Duplication is something I have a hard time dealing with. It’s amongst the things I have on my review checklist and one of the things that - in my humble opinion - when removed make software design much better. It was classified as a bad smell in 1999 by Fowler, and I thought that, almost 20 years later, saying “duplication is not good” won’t be needed. I was wrong.
Duplicated code as an intention
First, it’s important to say that duplication will happen. I’m not saying we should go AND BURN ALL DUPLICATION! Also, I’m not saying that I never duplicated code (copied and pasted, whatever) or that I hate you because you did so. Before going any further, it’s important to draw a line between express something and repeat things without thinking about anything. A helpful way to recognize these two ideas is:
Consider a simple example; you multiply by 100 to turn a fraction into percentage and you also multiply by 100 to turn meters into centimeters. Should you have a single function that multiplies by 100 called
convertToPercentOrMeters(x)
? NO! Not even if it would remove some duplication. You want two methods;convertToPercent(aFraction)
, andconvertMetersToCentimeters(aLength)
. You want two because they tell you different things. Not just that you will multiply by 100 but also why you will multiply by 100 and what kinds of numbers are valid inputs.
Besides the fact the example is too simple, it shows that even with the structural duplication that will be created we should represent different concepts in our design. Also, duplication gives us some opportunities…
Duplicated code as missing concept
Copying and pasting something is far easier than writing things from scratch. Sometimes, while finding an abstraction, it’s easier to duplicate code to see common patterns and extracted them. It may be a superclass, a new collaborator or even a function that helps you to get to an idea that makes the duplication gone. If you do TDD, you can use the refactoring step go thru the duplication and remove it having tests to back you up. The problem is people taking Sandi Metz quote to spread unjustified duplication all over the code… I agree with her, don’t get me wrong, it’s far easier to duplicate code to find a better (or brand new) abstraction but, she never told you should stop right there - she meant it as a process to isolate and extract patterns from the duplications you created.
Duplicated code as lack of experience
If you feel you don’t have enough experience dealing with something, ask around. As I stated before creating duplicated code can be part of the design process and, sometimes we get lost while doing something we’re not familiar with and that’s is OK! But, it’s part of your job ask around for better solutions, researching the topic, etc.

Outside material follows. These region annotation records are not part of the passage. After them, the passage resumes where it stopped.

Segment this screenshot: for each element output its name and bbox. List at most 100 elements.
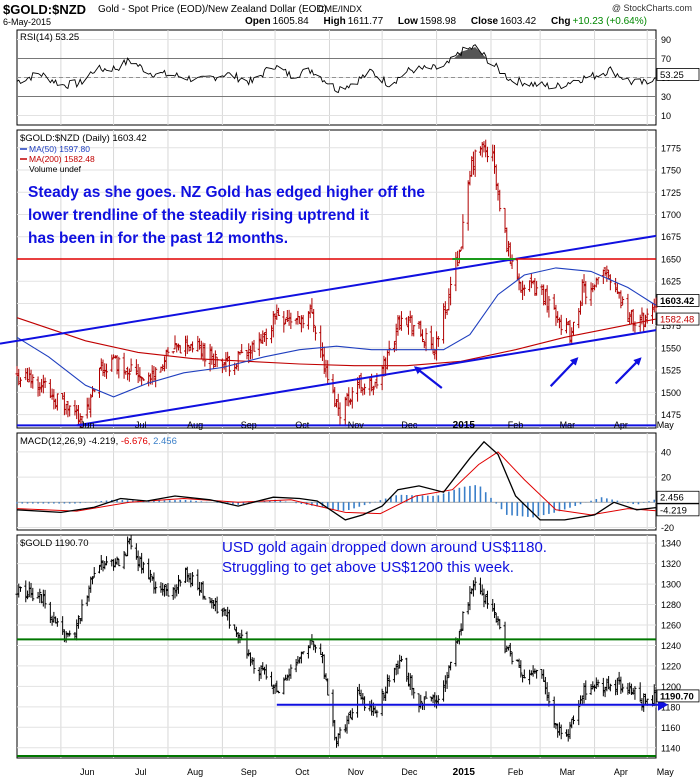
- macd-legend-signal: -6.676,: [121, 436, 153, 447]
- macd-histogram-bar: [347, 502, 350, 511]
- macd-histogram-bar: [458, 487, 461, 503]
- macd-histogram-bar: [621, 501, 624, 503]
- macd-histogram-bar: [400, 494, 403, 503]
- price-tick-label: 1475: [661, 410, 681, 420]
- close-label: Close: [470, 16, 499, 27]
- x-axis-month-label: Nov: [348, 767, 365, 777]
- macd-tick-label: -20: [661, 523, 674, 533]
- stockcharts-watermark: @ StockCharts.com: [611, 3, 692, 13]
- high-value: 1611.77: [347, 16, 384, 27]
- x-axis-month-label: Jul: [135, 767, 147, 777]
- macd-histogram-bar: [616, 500, 619, 503]
- macd-legend: MACD(12,26,9) -4.219, -6.676, 2.456: [20, 436, 177, 447]
- macd-histogram-bar: [184, 499, 187, 503]
- macd-histogram-bar: [590, 500, 592, 503]
- high-label: High: [323, 16, 346, 27]
- change-label: Chg: [551, 16, 571, 27]
- price-tick-label: 1650: [661, 254, 681, 264]
- macd-histogram-bar: [316, 502, 318, 507]
- price-tick-label: 1700: [661, 210, 681, 220]
- macd-histogram-bar: [279, 500, 282, 503]
- macd-histogram-bar: [469, 485, 471, 503]
- macd-histogram-bar: [105, 500, 108, 503]
- macd-histogram-bar: [490, 497, 492, 503]
- x-axis-month-label: Apr: [614, 420, 628, 430]
- price-tick-label: 1750: [661, 166, 681, 176]
- ohlc-summary: Open 1605.84 High 1611.77 Low 1598.98 Close…: [245, 16, 659, 27]
- ma50-legend: MA(50) 1597.80: [29, 144, 90, 154]
- macd-histogram-bar: [537, 502, 540, 517]
- macd-histogram-bar: [432, 495, 434, 503]
- macd-histogram-bar: [226, 502, 229, 504]
- usd-tick-label: 1320: [661, 559, 681, 569]
- macd-panel-frame: [16, 432, 657, 531]
- macd-histogram-bar: [379, 500, 382, 503]
- macd-tick-label: 20: [661, 473, 671, 483]
- close-value: 1603.42: [500, 16, 537, 27]
- rsi-tick-label: 90: [661, 35, 671, 45]
- macd-histogram-bar: [516, 502, 519, 516]
- macd-histogram-bar: [132, 500, 134, 503]
- macd-histogram-bar: [47, 502, 50, 504]
- macd-histogram-bar: [426, 495, 429, 503]
- volume-legend: Volume undef: [29, 164, 82, 174]
- macd-histogram-bar: [637, 502, 640, 505]
- macd-histogram-bar: [453, 489, 455, 503]
- x-axis-month-label: Aug: [187, 767, 203, 777]
- macd-histogram-bar: [268, 500, 271, 503]
- macd-histogram-bar: [595, 498, 598, 503]
- macd-histogram-bar: [195, 500, 197, 503]
- macd-histogram-bar: [627, 502, 629, 503]
- macd-histogram-bar: [532, 502, 534, 518]
- lower-trendline: [76, 329, 657, 427]
- rsi-line: [16, 44, 657, 94]
- usd-tick-label: 1280: [661, 600, 681, 610]
- rsi-tick-label: 30: [661, 92, 671, 102]
- macd-current-value-box: [656, 503, 700, 517]
- upper-trendline: [0, 234, 657, 345]
- open-value: 1605.84: [272, 16, 309, 27]
- x-axis-month-label: Mar: [560, 767, 576, 777]
- macd-histogram-bar: [116, 499, 118, 503]
- macd-histogram-bar: [295, 502, 297, 504]
- macd-histogram-bar: [511, 502, 513, 516]
- macd-current-value: -4.219: [660, 505, 687, 516]
- macd-histogram-bar: [632, 502, 634, 505]
- macd-histogram-bar: [21, 502, 24, 504]
- macd-histogram-bar: [147, 500, 150, 503]
- x-axis-month-label: 2015: [453, 767, 476, 778]
- macd-histogram-value: 2.456: [660, 493, 684, 504]
- x-axis-month-label: Oct: [295, 767, 310, 777]
- macd-histogram-bar: [311, 502, 313, 506]
- chart-date: 6-May-2015: [3, 17, 52, 27]
- price-annotation-line: lower trendline of the steadily rising u…: [28, 207, 369, 224]
- macd-histogram-bar: [653, 499, 656, 503]
- price-tick-label: 1625: [661, 277, 681, 287]
- price-current-value: 1603.42: [660, 296, 694, 307]
- macd-signal-line: [16, 451, 657, 516]
- macd-histogram-bar: [500, 502, 503, 510]
- annotation-arrow: [413, 366, 443, 389]
- usd-tick-label: 1180: [661, 702, 680, 712]
- macd-histogram-bar: [189, 500, 192, 503]
- macd-histogram-bar: [358, 502, 361, 507]
- macd-histogram-bar: [353, 502, 355, 509]
- macd-histogram-bar: [390, 496, 392, 503]
- chart-source: CME/INDX: [318, 4, 363, 14]
- annotation-arrow: [549, 357, 579, 387]
- macd-histogram-bar: [563, 502, 566, 510]
- price-tick-label: 1550: [661, 343, 681, 353]
- macd-histogram-bar: [26, 502, 29, 504]
- price-current-value-box: [656, 294, 700, 307]
- macd-histogram-bar: [263, 501, 266, 503]
- x-axis-month-label: Jun: [80, 767, 95, 777]
- macd-histogram-bar: [232, 502, 234, 505]
- macd-histogram-bar: [569, 502, 571, 508]
- usd-panel-frame: [16, 534, 657, 759]
- macd-histogram-bar: [363, 502, 366, 506]
- usd-tick-label: 1240: [661, 641, 681, 651]
- macd-tick-label: 40: [661, 447, 671, 457]
- ma50-line: [16, 267, 657, 398]
- macd-histogram-bar: [337, 502, 340, 510]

So, don’t stop at the duplication, try to make something better out of it (you may create the wrong abstraction in the process as well, it’s part of the job too).
Up to this point we found some opportunities duplication can offer to us (teaching, learning, refactoring) but, can also lead to some bad things (which is the point here).
Duplicated code as tech debt
Unless you’re losing money because of bug, duplication should live at the worst quadrant of tech debt: reckless and deliberate. Why? Because creating duplicated code is easy enough to fix a bug hurting your business but, too easy to create a mess, leading to other bad things…
Duplicated code as disrespect
If you need to submit your code to reviews and there’s a ton of duplication - without any notice reasoning the duplicated code; you’re disrespectful. Why? You probably send (you often don’t write duplicated code, you copy and paste it) more code than you should and it’ll take more time from the reviewer to get to what matters. In my opinion, you’re making other people lives harder by “doing your job” or any different answer like that.
Duplicated code is alive so, brace yourselves
The thing about the duplicated code in this particular case is: your intents with it may not be the same that created the original one. Why is it bad? It’ll become harder to spot the duplication (because of different naming, or anything related to a different person with a different idea may lead) and at some point the code is still duplicated (the concept is the same) but, its structure is so different from the original one that is refactoring it, or even finds that it’s an actual duplication, will take much more time than trying to figure out which concept it’s trying to express.
Duplicated code as a box of problems
Even when duplication seems to be the only way to do something I think a lot about it and I firmly believe that Duplication (inadvertent or purposeful duplication) can lead to maintenance nightmares, poor factoring, and logical contradictions and that’s why - after seeing a lot of this happening in my life - I have a hard time with duplicated code.